Critiques

L’Art de la Fugue : Trompeur

Les films commençant par la fin, c'est la grande tendance. Ainsi commence "L'art de la fugue" (distribué par KMBO). Laurent Lafitte, à bout de souffle, les yeux gonflés par les larmes rentre dans ce qui semblerait être son domicile conjugal. Il s'installe à côté d'une forme dont le sexe est difficilement déterminable à la seconde près (on saura bien vite qu'il s'agit d'un homme) et profère la fin de leur ère, de leur vie de couple. Classique ? Oui, mais étrangement, efficace.

Disons le franchement, "L'art de la fugue" ne marquera pas nos mémoires (contrairement à l'image d'Elodie Frégé dans le plus simple appareil). Mais a le mérite d'être une bonne petite comédie sympathique bourrée de nobles intentions. Trois frères, trois histoires d'amour, pas une qui fonctionne. Le pitch est donné, et à la vue de leurs parents, il faut croire que le désarroi sentimental est en héritage. Au centre du récit, Antoine, joué par un très juste Laurent Lafitte. Il fréquente depuis 10 ans Adar (Bruno Putzulu), garçon bien sous tous rapports, psychologue ayant réussi sa vie. Le gendre idéal, bien que la compagnie de ce dernier soit d'un ennui mortel. Son frère Louis (joué par Guy Bedos) est l'archétype du Casanova pensant tomber amoureux toutes les cinq secondes, offrant au passage de sublimes cornes à sa fiancée Julie interprétée par l'envoutante Elodie Frégé.

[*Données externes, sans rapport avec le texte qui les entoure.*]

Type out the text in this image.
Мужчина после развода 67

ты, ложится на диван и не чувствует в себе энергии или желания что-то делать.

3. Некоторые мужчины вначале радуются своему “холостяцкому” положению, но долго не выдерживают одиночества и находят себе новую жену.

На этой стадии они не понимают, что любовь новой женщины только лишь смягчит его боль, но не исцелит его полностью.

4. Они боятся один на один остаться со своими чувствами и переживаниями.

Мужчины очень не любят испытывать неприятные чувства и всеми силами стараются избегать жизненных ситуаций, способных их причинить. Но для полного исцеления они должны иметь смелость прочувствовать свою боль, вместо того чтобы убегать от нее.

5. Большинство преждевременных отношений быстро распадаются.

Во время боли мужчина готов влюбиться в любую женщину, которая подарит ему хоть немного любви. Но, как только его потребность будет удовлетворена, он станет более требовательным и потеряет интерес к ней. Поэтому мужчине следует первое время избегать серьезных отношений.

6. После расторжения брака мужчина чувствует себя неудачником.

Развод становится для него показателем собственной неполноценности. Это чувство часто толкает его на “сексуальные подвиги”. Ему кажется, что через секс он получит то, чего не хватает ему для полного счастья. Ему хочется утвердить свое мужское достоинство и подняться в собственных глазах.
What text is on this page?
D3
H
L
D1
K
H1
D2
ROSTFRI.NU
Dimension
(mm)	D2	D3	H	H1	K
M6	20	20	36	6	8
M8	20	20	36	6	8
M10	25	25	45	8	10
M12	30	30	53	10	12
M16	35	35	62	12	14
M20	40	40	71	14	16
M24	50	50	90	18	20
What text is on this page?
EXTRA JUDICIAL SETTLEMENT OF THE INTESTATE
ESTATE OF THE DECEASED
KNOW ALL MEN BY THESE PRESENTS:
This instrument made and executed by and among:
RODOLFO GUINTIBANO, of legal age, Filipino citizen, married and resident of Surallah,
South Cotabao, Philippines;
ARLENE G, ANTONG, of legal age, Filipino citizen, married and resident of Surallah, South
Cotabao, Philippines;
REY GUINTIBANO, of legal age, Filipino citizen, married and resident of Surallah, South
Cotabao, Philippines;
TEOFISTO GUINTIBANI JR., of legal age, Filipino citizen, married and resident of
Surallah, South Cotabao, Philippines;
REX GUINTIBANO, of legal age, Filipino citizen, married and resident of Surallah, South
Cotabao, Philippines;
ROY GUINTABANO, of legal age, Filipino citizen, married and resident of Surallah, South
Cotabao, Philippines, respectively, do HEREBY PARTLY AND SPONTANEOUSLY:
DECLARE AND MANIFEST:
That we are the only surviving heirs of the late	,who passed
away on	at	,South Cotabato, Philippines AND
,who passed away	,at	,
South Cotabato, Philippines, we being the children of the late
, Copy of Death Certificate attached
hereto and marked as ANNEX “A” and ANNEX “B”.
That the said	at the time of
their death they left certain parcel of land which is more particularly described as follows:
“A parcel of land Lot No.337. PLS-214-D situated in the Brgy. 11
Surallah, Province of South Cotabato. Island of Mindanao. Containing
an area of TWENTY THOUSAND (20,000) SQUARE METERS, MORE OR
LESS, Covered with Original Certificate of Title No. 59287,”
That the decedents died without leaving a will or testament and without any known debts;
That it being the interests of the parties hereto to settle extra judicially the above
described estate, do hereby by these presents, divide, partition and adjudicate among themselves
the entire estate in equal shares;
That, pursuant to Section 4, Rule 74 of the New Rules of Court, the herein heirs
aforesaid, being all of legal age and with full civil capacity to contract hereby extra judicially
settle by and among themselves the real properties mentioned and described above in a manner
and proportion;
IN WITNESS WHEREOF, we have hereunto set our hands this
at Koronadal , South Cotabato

Enfin, n'oublions pas le trop discret cadet Gérard incarné par les cheveux gras de Benjamin Biolay (un casting très musical vous l'aurez compris). Gérard est le looser par excellence, fou amoureux de sa future ex-femme, au chômage et toujours au bord de la dépression. Et pourtant si attachant. Si Nicolas Bedos est un peu en-dessous du lot, les trois principaux protagonistes restent forts. On le doit à un récit bien construit, à une rythmique douce et légère. Les plans sont parfois longs mais jamais trop lents. Les musiques sont discrètes mais toujours là quand elles le doivent, pas de place au « clip-show » pour adolescents.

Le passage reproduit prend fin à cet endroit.